O literário bem engendrado por Mário de Méroe é resgatar o humano nas personagens envolvidas em um fato em outra época. Várias soluções são apresentadas, o amor do casal Marcos e Regina, a terapia de vidas passadas, o aparecimento de um menino misterioso que conduzirá Marcos para seu passado no Monte Gólgota, onde ele terá uma visão narrativa de tudo que o levou para a crise atual. A rememoração de fatos interligados na época de Cristo leva a uma recondução na vida do indivíduo. O passado é visto como solução de uma crise da personagem que passa por sofrimentos, não só físicos, mas morais, pois várias personagens que circulam em torno dele reagem agressivamente com relação a ele, sem um motivo aparente.

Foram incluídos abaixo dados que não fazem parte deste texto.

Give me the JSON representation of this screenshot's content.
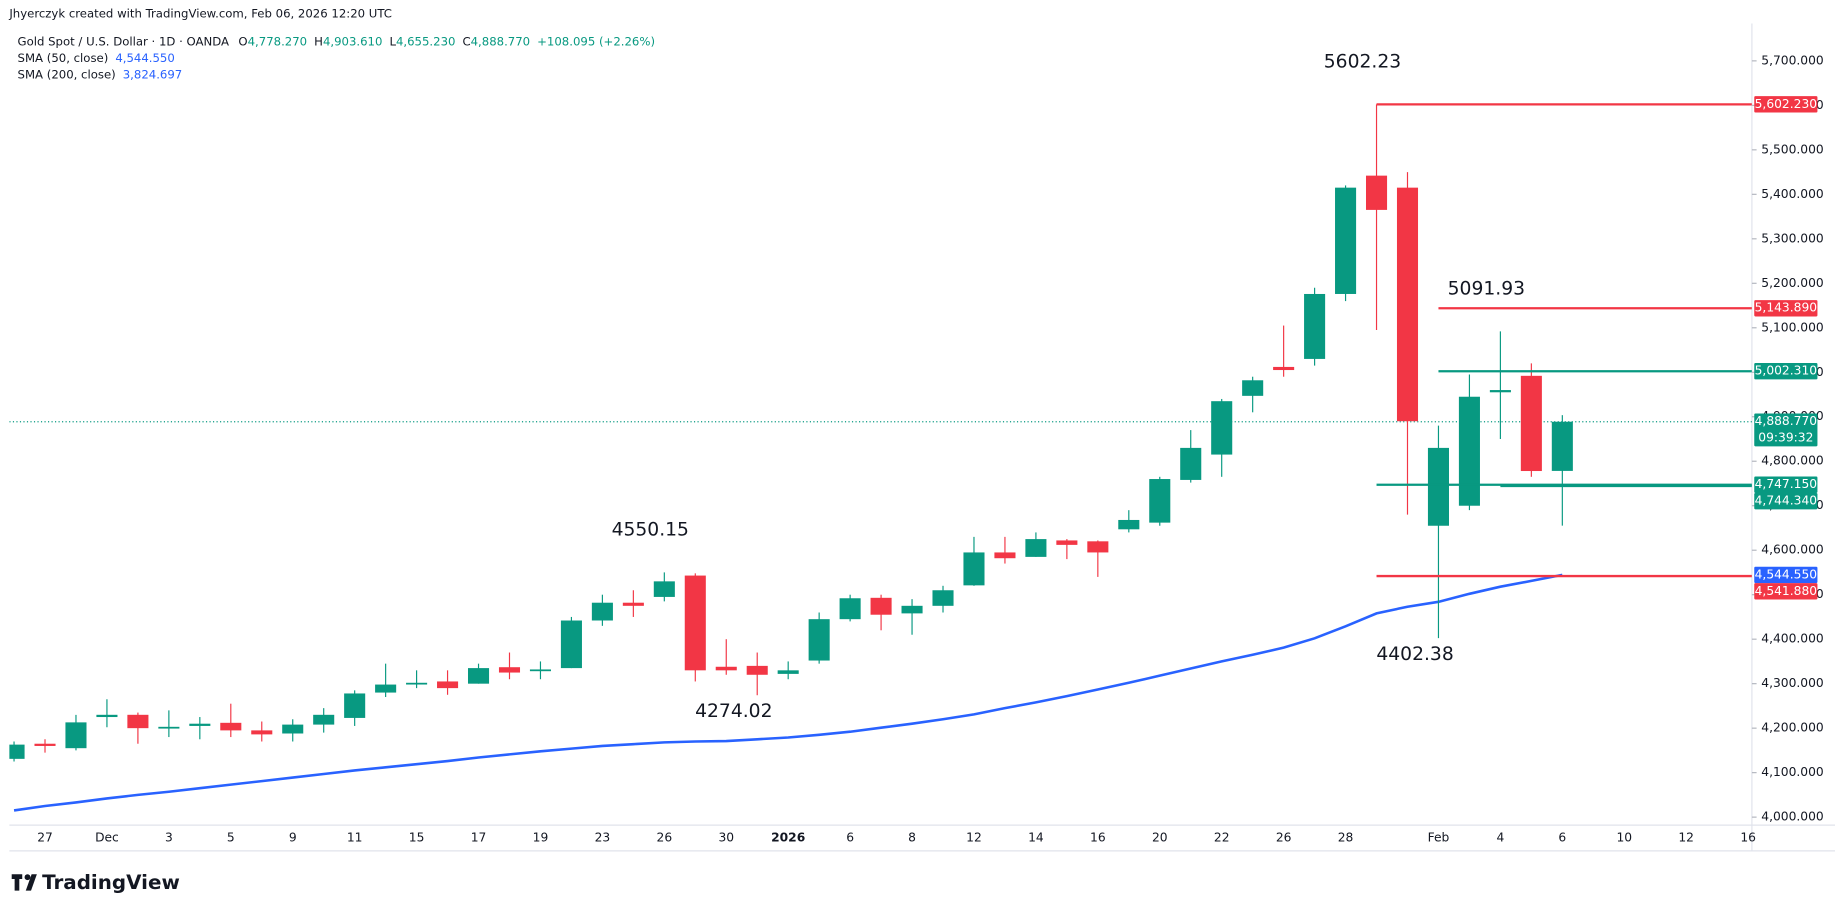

O término de uma crise simbólica na vida de Marcos e das pessoas envolvidas em torno dele leva o leitor a reafirmar sua qualidade de humanidade, o conflito necessário é de todos nós que passamos por inúmeras peripécias até a reconstrução de uma consciência madura, não afetada pelos ditames do poder vigente. O livro todo é construído como um mistério, como na liturgia, que apresenta seu lado mais cotidiano entremeado pelo simbolismo da fé. A literatura de Mário de Méroe acorda este mistério no ser. Marcos parte do desconhecido para o conhecido. Desvendar os enigmas sempre foi a questão insistente do ser, que busca sair do superficial, da aparência, para descortinar o véu da memória, ultrapassá-la pela chama da interioridade. O indivíduo cumpre o ritual imemorial do ser que se esconde nas camadas complexas da linguagem. O domínio que o autor tem da língua é magistral em sua narrativa que mostra um conhecimento aguçado da tradição, dos textos antigos, conhecimentos vários que se cruzam nas malhas do texto poético que se define aqui neste livro rico e bem estruturado como costura de tecidos vários e refinados para o deleite do leitor inteligente.
O último capítulo, o 33, “A maldição extinta” é o término de uma dor universal, os enigmas são solucionados, as dores são dissolvidas, o mistério é trazer para perto do leitor uma recondução para a vida, o constructo da chave para o indivíduo, a partir de uma crise necessária, o que é mais humano é resgatado no diálogo pleno entre signo e sujeito, entre os próprios sujeitos, entre conhecimentos diversos e o que é mais livre de tudo, no interior de cada pessoa, tanto pelo lado do narrador como de quem lê esta história metaforicamente bem elaborada.